RDS and associated tension pneumothorax were main causes of early death, especially in infant with GA of 22–24 weeks, although surfactant was instilled immediately after birth.28 Pulmonary hemorrhage and PDA were also causes of early death. BPD and NEC were main causes of death after 28 days of life. Two infants died because of sudden onset of circulatory collapse. One baby born with GA of 28 weeks and 1 day (birth weight of 1,250 g) died at 10 days after birth. Another baby born with GA of 28 weeks and 3 days (birth weight of 700 g) died at 12 days after birth. There was no IVH, pulmonary hemorrhage, PDA, anemia, or sepsis to cause hypotension. Sudden onset hypotension occurred. It was refractory to volume expander and inotropes. It seems to be late-onset circulatory collapse (LCC) related to relative adrenal insufficiency which is not well-known or widely accepted yet.29 This new entity of LCC causes periventricular leukomalacia, an independent risk factor for cerebral palsy.30

In Korea, the survival rate of preterm infants has increased significantly. The survival rate of VLBWIs in Korea was significantly low in the past. It was 33.8% in the 1960s, 49.2% in the 1980s, 65.8% in the early 1990s, 77.5% in 2002, 85.7% in 2009, and 86.4% in 2015.7, 9 Recently, it seems to have no more significant improvement. The survival rate of VLBWIs in NICHD NRN was 85% between 1997 and 2002, having no more significant improvement except for the NRNJ data (89.2% in 2003 and 91.3% in 2008).2 The International Network for Evaluating Outcomes of Neonates (iNeo) collaborated with 10 national and regional neonatal networks reported that the survival rate of infants with GA of 24–29 weeks was 87.4% between 2007 and 2013.31 It was higher than that (79.2%) in the present study.

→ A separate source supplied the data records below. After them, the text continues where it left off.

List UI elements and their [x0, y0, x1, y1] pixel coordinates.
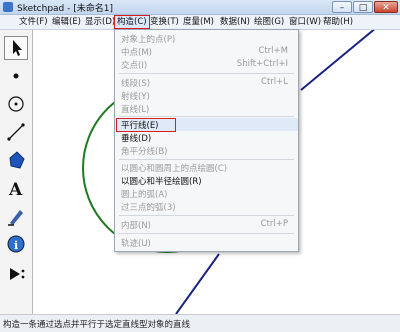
- text-a-icon: A: [8, 180, 23, 200]
- menu-item-segment[interactable]: 线段(S) Ctrl+L: [115, 76, 298, 89]
- menu-display[interactable]: 显示(D): [83, 16, 117, 28]
- menu-construct[interactable]: 构造(C): [114, 15, 150, 29]
- menu-item-interior[interactable]: 内部(N) Ctrl+P: [115, 218, 298, 231]
- marker-pen-icon: [8, 210, 23, 226]
- straightedge-tool[interactable]: [4, 120, 28, 144]
- menu-graph[interactable]: 绘图(G): [252, 16, 286, 28]
- play-custom-icon: [10, 268, 25, 280]
- circle-icon: [8, 96, 24, 112]
- menu-separator: [119, 116, 294, 117]
- marker-tool[interactable]: [4, 204, 28, 228]
- menu-window[interactable]: 窗口(W): [287, 16, 323, 28]
- menu-edit[interactable]: 编辑(E): [50, 16, 83, 28]
- toolbox: A i: [0, 30, 33, 321]
- svg-text:A: A: [8, 180, 23, 200]
- compass-tool[interactable]: [4, 92, 28, 116]
- polygon-tool[interactable]: [4, 148, 28, 172]
- menu-item-perpendicular-line[interactable]: 垂线(D): [115, 131, 298, 144]
- blue-line-bottom: [175, 253, 220, 314]
- menu-measure[interactable]: 度量(M): [181, 16, 216, 28]
- menu-item-arc-three-points[interactable]: 过三点的弧(3): [115, 200, 298, 213]
- menu-item-ray[interactable]: 射线(Y): [115, 89, 298, 102]
- menu-item-circle-center-radius[interactable]: 以圆心和半径绘圆(R): [115, 174, 298, 187]
- blue-line-right: [300, 30, 376, 91]
- menu-file[interactable]: 文件(F): [17, 16, 50, 28]
- custom-tool[interactable]: [4, 262, 28, 286]
- window-title: Sketchpad - [未命名1]: [17, 4, 113, 14]
- information-tool[interactable]: i: [4, 232, 28, 256]
- menu-item-line[interactable]: 直线(L): [115, 102, 298, 115]
- close-button[interactable]: ✕: [374, 1, 398, 13]
- menu-bar: 文件(F) 编辑(E) 显示(D) 构造(C) 变换(T) 度量(M) 数据(N…: [0, 15, 400, 30]
- construct-menu-dropdown: 对象上的点(P) 中点(M) Ctrl+M 交点(I) Shift+Ctrl+I 线…: [114, 29, 299, 252]
- menu-separator: [119, 73, 294, 74]
- status-text: 构造一条通过选点并平行于选定直线型对象的直线: [3, 320, 191, 330]
- svg-text:i: i: [14, 239, 18, 252]
- menu-separator: [119, 215, 294, 216]
- status-bar: 构造一条通过选点并平行于选定直线型对象的直线: [0, 314, 400, 332]
- minimize-button[interactable]: –: [332, 1, 352, 13]
- menu-item-locus[interactable]: 轨迹(U): [115, 236, 298, 249]
- maximize-button[interactable]: □: [353, 1, 373, 13]
- menu-separator: [119, 159, 294, 160]
- menu-help[interactable]: 帮助(H): [321, 16, 355, 28]
- arrow-icon: [13, 40, 22, 56]
- menu-separator: [119, 233, 294, 234]
- text-tool[interactable]: A: [4, 176, 28, 200]
- menu-transform[interactable]: 变换(T): [148, 16, 181, 28]
- point-tool[interactable]: [4, 64, 28, 88]
- arrow-tool[interactable]: [4, 36, 28, 60]
- menu-item-midpoint[interactable]: 中点(M) Ctrl+M: [115, 45, 298, 58]
- menu-item-intersection[interactable]: 交点(I) Shift+Ctrl+I: [115, 58, 298, 71]
- polygon-icon: [9, 151, 25, 169]
- menu-item-parallel-line[interactable]: 平行线(E): [115, 118, 298, 132]
- info-icon: i: [7, 235, 25, 253]
- menu-data[interactable]: 数据(N): [218, 16, 252, 28]
- title-bar: Sketchpad - [未命名1] – □ ✕: [0, 0, 400, 15]
- menu-item-point-on-object[interactable]: 对象上的点(P): [115, 32, 298, 45]
- menu-item-circle-center-point[interactable]: 以圆心和圆周上的点绘圆(C): [115, 161, 298, 174]
- line-icon: [7, 123, 25, 141]
- menu-item-arc-on-circle[interactable]: 圆上的弧(A): [115, 187, 298, 200]
- point-icon: [13, 73, 19, 79]
- app-icon: [3, 2, 13, 12]
- menu-item-angle-bisector[interactable]: 角平分线(B): [115, 144, 298, 157]
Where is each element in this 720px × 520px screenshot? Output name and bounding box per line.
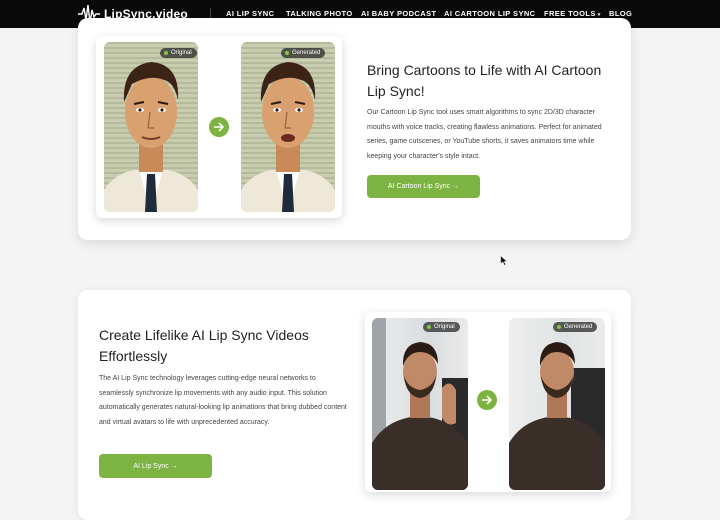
nav-blog[interactable]: BLOG xyxy=(609,9,632,18)
cartoon-original-image xyxy=(104,42,198,212)
nav-talking-photo[interactable]: TALKING PHOTO xyxy=(286,9,353,18)
generated-badge-label: Generated xyxy=(292,50,321,56)
original-badge-label: Original xyxy=(434,324,455,330)
man-generated-photo xyxy=(509,342,605,490)
nav-free-tools-label: FREE TOOLS xyxy=(544,9,596,18)
video-generated-image xyxy=(509,318,605,490)
original-badge-label: Original xyxy=(171,50,192,56)
original-badge: Original xyxy=(160,48,197,58)
nav-ai-baby-podcast[interactable]: AI BABY PODCAST xyxy=(361,9,436,18)
cartoon-man-illustration xyxy=(104,62,198,212)
ai-lip-sync-button[interactable]: AI Lip Sync → xyxy=(99,454,212,478)
nav-free-tools[interactable]: FREE TOOLS ▾ xyxy=(544,9,601,18)
original-badge: Original xyxy=(423,322,460,332)
mouse-cursor-icon xyxy=(500,255,508,266)
ai-lip-sync-card: Create Lifelike AI Lip Sync Videos Effor… xyxy=(78,290,631,520)
section-title: Bring Cartoons to Life with AI Cartoon L… xyxy=(367,62,602,99)
generated-badge: Generated xyxy=(281,48,326,58)
man-original-photo xyxy=(372,318,468,490)
cartoon-man-generated-illustration xyxy=(241,62,335,212)
nav-ai-cartoon-lip-sync[interactable]: AI CARTOON LIP SYNC xyxy=(444,9,536,18)
cartoon-compare-frame: Original Generated xyxy=(96,36,342,218)
video-original-image xyxy=(372,318,468,490)
arrow-right-icon xyxy=(209,117,229,137)
video-compare-frame: Original Generated xyxy=(365,312,611,492)
arrow-right-icon xyxy=(477,390,497,410)
section-description: The AI Lip Sync technology leverages cut… xyxy=(99,375,347,426)
cartoon-lip-sync-card: Original Generated Bring Cartoons to Lif… xyxy=(78,18,631,240)
cartoon-generated-image xyxy=(241,42,335,212)
ai-cartoon-lip-sync-button[interactable]: AI Cartoon Lip Sync → xyxy=(367,175,480,198)
section-description: Our Cartoon Lip Sync tool uses smart alg… xyxy=(367,109,602,160)
generated-badge-label: Generated xyxy=(564,324,593,330)
generated-badge: Generated xyxy=(553,322,598,332)
section-title: Create Lifelike AI Lip Sync Videos Effor… xyxy=(99,327,309,364)
nav-ai-lip-sync[interactable]: AI LIP SYNC xyxy=(226,9,275,23)
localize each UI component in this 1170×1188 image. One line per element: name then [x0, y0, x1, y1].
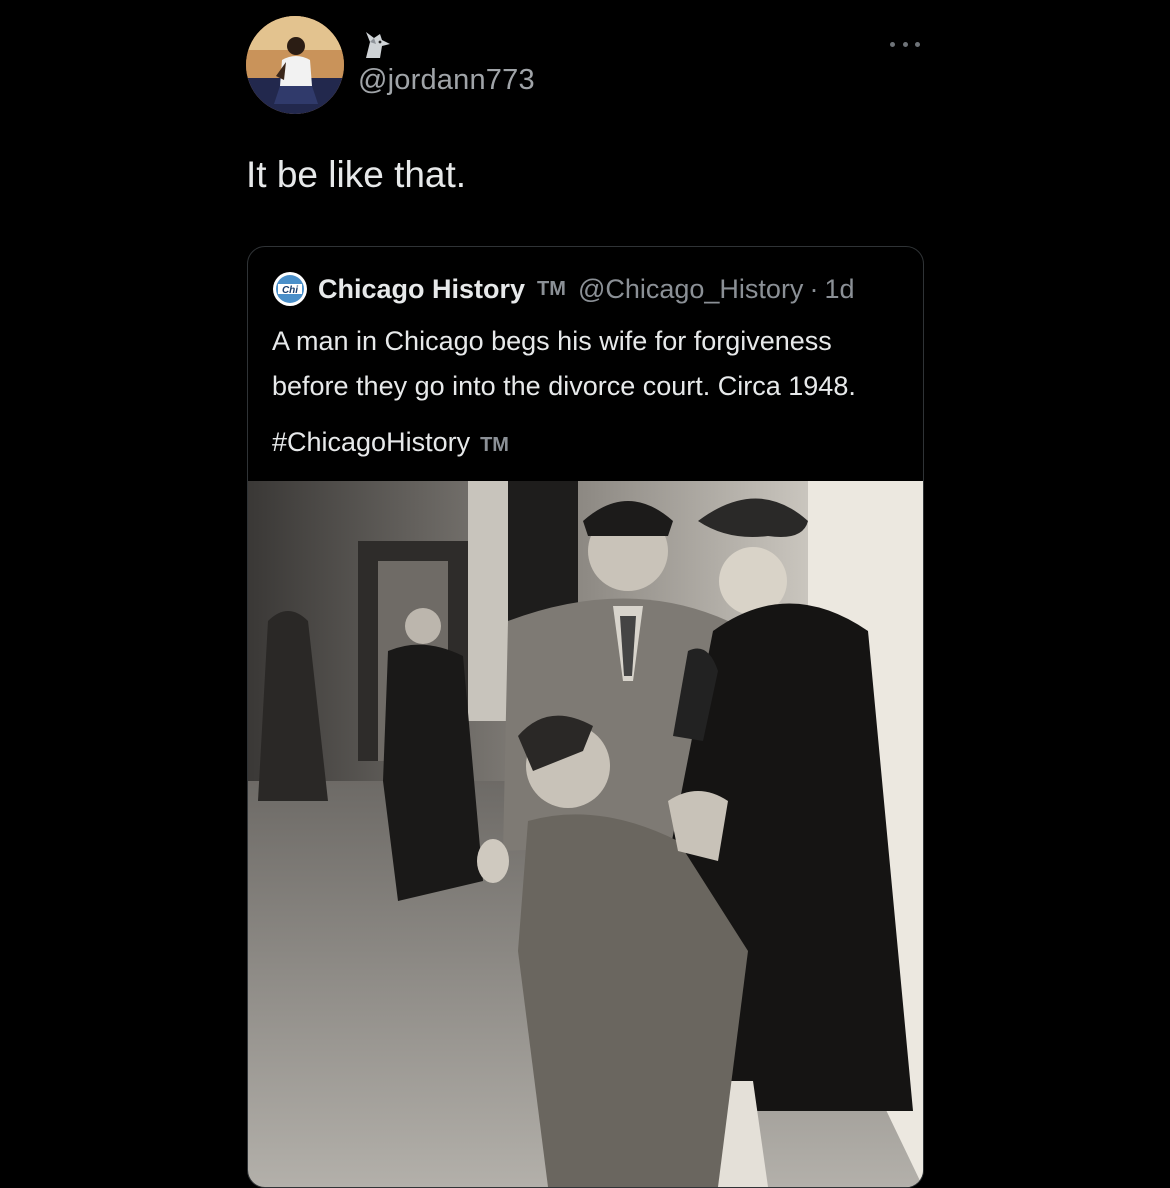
dot — [915, 41, 920, 47]
quoted-display-name[interactable]: Chicago History — [318, 274, 525, 305]
more-horizontal-icon[interactable] — [890, 34, 920, 54]
author-handle[interactable]: @jordann773 — [358, 64, 535, 97]
quoted-tweet-text: A man in Chicago begs his wife for forgi… — [272, 326, 856, 401]
hashtag-line: #ChicagoHistory TM — [272, 427, 509, 458]
quoted-handle[interactable]: @Chicago_History — [578, 274, 804, 305]
quoted-timestamp[interactable]: 1d — [824, 274, 854, 305]
tweet-text: It be like that. — [246, 154, 467, 195]
quoted-tweet-header: Chi Chicago History TM @Chicago_History … — [272, 271, 854, 307]
separator: · — [809, 273, 819, 304]
quoted-tweet-card[interactable]: Chi Chicago History TM @Chicago_History … — [247, 246, 924, 1188]
dot — [890, 41, 895, 47]
quoted-tweet-photo[interactable] — [248, 481, 923, 1187]
dot — [902, 41, 908, 47]
trademark-label: TM — [537, 277, 566, 300]
hashtag-link[interactable]: #ChicagoHistory — [272, 427, 470, 457]
chicago-history-logo-icon[interactable]: Chi — [272, 271, 308, 307]
hashtag-trademark-label: TM — [480, 434, 509, 456]
avatar[interactable] — [246, 16, 344, 114]
profile-photo-icon — [246, 16, 344, 114]
vintage-photo-icon — [248, 481, 923, 1187]
svg-text:Chi: Chi — [282, 285, 298, 296]
wolf-icon — [366, 32, 390, 58]
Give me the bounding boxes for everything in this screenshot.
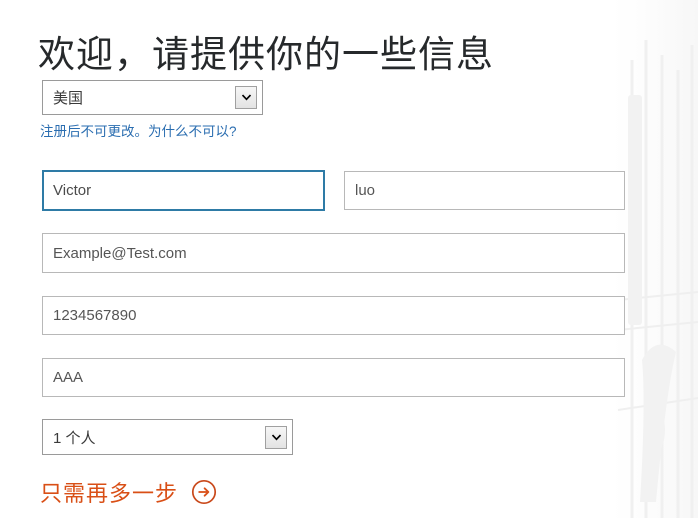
country-select[interactable]: 美国	[42, 80, 263, 115]
phone-input[interactable]	[42, 296, 625, 335]
signup-form-page: 欢迎，请提供你的一些信息 美国 注册后不可更改。为什么不可以? 1 个人 只需再…	[0, 0, 698, 518]
country-select-value: 美国	[53, 90, 84, 107]
chevron-down-icon	[241, 94, 251, 101]
next-step-cta-label: 只需再多一步	[40, 481, 179, 506]
company-size-select[interactable]: 1 个人	[42, 419, 293, 455]
country-select-chevron-button[interactable]	[235, 86, 257, 109]
chevron-down-icon	[271, 433, 281, 441]
country-change-note-link[interactable]: 注册后不可更改。为什么不可以?	[40, 120, 237, 140]
circled-arrow-right-icon[interactable]	[191, 479, 217, 505]
email-input[interactable]	[42, 233, 625, 273]
company-size-select-value: 1 个人	[53, 429, 96, 447]
next-step-cta[interactable]: 只需再多一步	[40, 476, 217, 508]
page-title: 欢迎，请提供你的一些信息	[38, 33, 494, 75]
company-size-select-chevron-button[interactable]	[265, 425, 287, 449]
first-name-input[interactable]	[42, 170, 325, 211]
company-name-input[interactable]	[42, 358, 625, 397]
last-name-input[interactable]	[344, 171, 625, 210]
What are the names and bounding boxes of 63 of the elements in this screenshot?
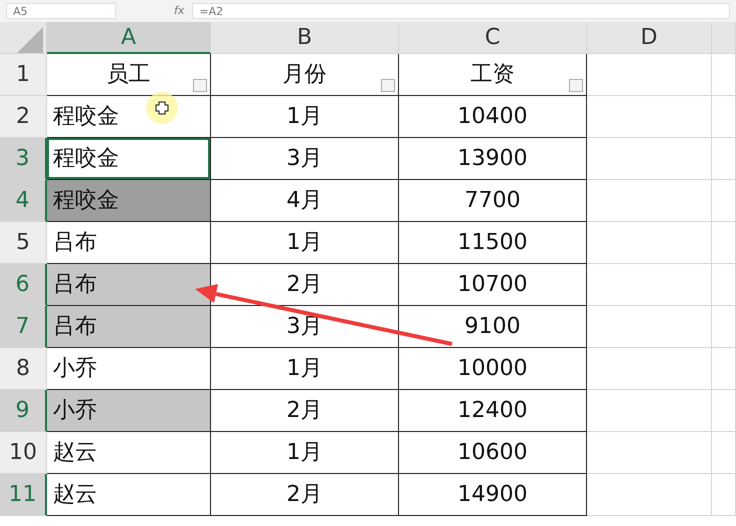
table-cell: 10000 [399,348,587,390]
table-cell: 赵云 [47,432,211,474]
empty-cell [712,96,736,138]
filter-dropdown-button[interactable] [381,79,395,92]
column-header[interactable]: A [47,22,211,54]
empty-cell [712,222,736,264]
table-cell: 10600 [399,432,587,474]
table-cell: 14900 [399,474,587,516]
fx-label: fx [174,2,184,19]
table-cell: 吕布 [47,306,211,348]
table-cell: 10400 [399,96,587,138]
table-cell: 12400 [399,390,587,432]
empty-cell [712,432,736,474]
select-all-triangle-icon[interactable] [17,26,43,52]
table-cell: 3月 [211,138,399,180]
row-header[interactable]: 7 [0,306,47,348]
table-cell: 11500 [399,222,587,264]
filter-dropdown-button[interactable] [193,79,207,92]
table-cell: 1月 [211,432,399,474]
row-header[interactable]: 2 [0,96,47,138]
row-header[interactable]: 6 [0,264,47,306]
row-header[interactable]: 4 [0,180,47,222]
table-cell: 10700 [399,264,587,306]
column-title: 月份 [282,61,326,89]
table-cell: 2月 [211,474,399,516]
empty-cell [712,390,736,432]
row-header[interactable]: 8 [0,348,47,390]
table-cell: 13900 [399,138,587,180]
empty-cell [712,180,736,222]
table-cell: 吕布 [47,264,211,306]
empty-cell [712,264,736,306]
table-cell: 7700 [399,180,587,222]
column-title: 工资 [470,61,514,89]
filter-dropdown-button[interactable] [569,79,583,92]
column-header[interactable]: D [587,22,712,54]
table-cell: 4月 [211,180,399,222]
select-all-corner[interactable] [0,22,47,54]
name-box[interactable]: A5 [6,3,116,19]
table-cell: 1月 [211,348,399,390]
table-cell[interactable]: 程咬金 [47,138,211,180]
row-header[interactable]: 5 [0,222,47,264]
row-header[interactable]: 10 [0,432,47,474]
empty-cell [712,138,736,180]
empty-cell [712,474,736,516]
empty-cell [712,348,736,390]
row-header[interactable]: 3 [0,138,47,180]
column-header[interactable]: C [399,22,587,54]
column-title: 员工 [106,61,150,89]
table-cell: 1月 [211,222,399,264]
table-cell: 3月 [211,306,399,348]
table-cell: 2月 [211,390,399,432]
row-header[interactable]: 11 [0,474,47,516]
column-header[interactable]: B [211,22,399,54]
column-header[interactable] [712,22,736,54]
row-header[interactable]: 1 [0,54,47,96]
formula-field[interactable]: =A2 [192,3,730,19]
table-cell: 9100 [399,306,587,348]
empty-cell [712,306,736,348]
table-cell: 小乔 [47,390,211,432]
table-cell: 1月 [211,96,399,138]
table-cell: 程咬金 [47,180,211,222]
table-cell: 赵云 [47,474,211,516]
row-header[interactable]: 9 [0,390,47,432]
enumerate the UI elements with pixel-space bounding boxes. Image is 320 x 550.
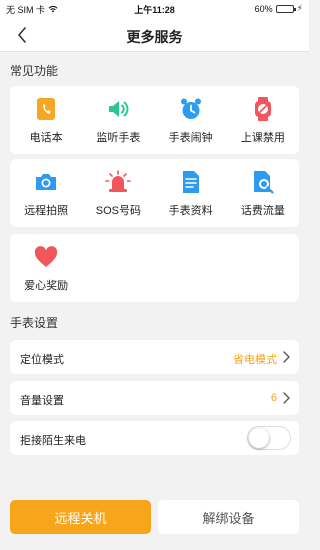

However, this study included infants having GA of 22–23 weeks who had the highest rate of mortality. The survival rate of infants with GA of 24–29 weeks was the highest in Japan: 93.3% by NRNJ, 89.0% by ANZNN, 87.0% by SwissNeoNet, 79.9% by INN, 78.1% by Spanish Neonatal Network (SEN1500), and so on. There were wide inter-network variations.

Delivery with appropriate supports of neonatal resuscitation team and sufficient maternal obstetric care, especially maternal infection control, are potentially modifiable factors that can decrease asphyxia and early onset neonatal sepsis, thus decreasing mortality rate. In addition, pregnancy should continue with sufficient maternal care. We can reduce late onset sepsis by reducing risk factors such as prolonged use of central venous catheter, parenteral nutrition, and mechanical ventilation. Mortality due to LCC can be controlled by exogenous glucocorticoid if we can recognize it early. New treatment for IVH such as mesenchymal stem cell transplantation is being studied. Mortality due to high grade IVH could be somewhat controlled in the near future.

In conclusion, mortality rate did not decrease over ten years (January 2009 to December 2018) in this study. We can't help the birth of extreme prematurity. However, there are modifiable factors to reduce mortality, especially immediate postnatal death of extreme preterm infants. Increasing survival without major morbidities, besides decreasing mortality is another important task.

Notes

Conflict of Interest:No potential conflict of interest relevant to this article was reported.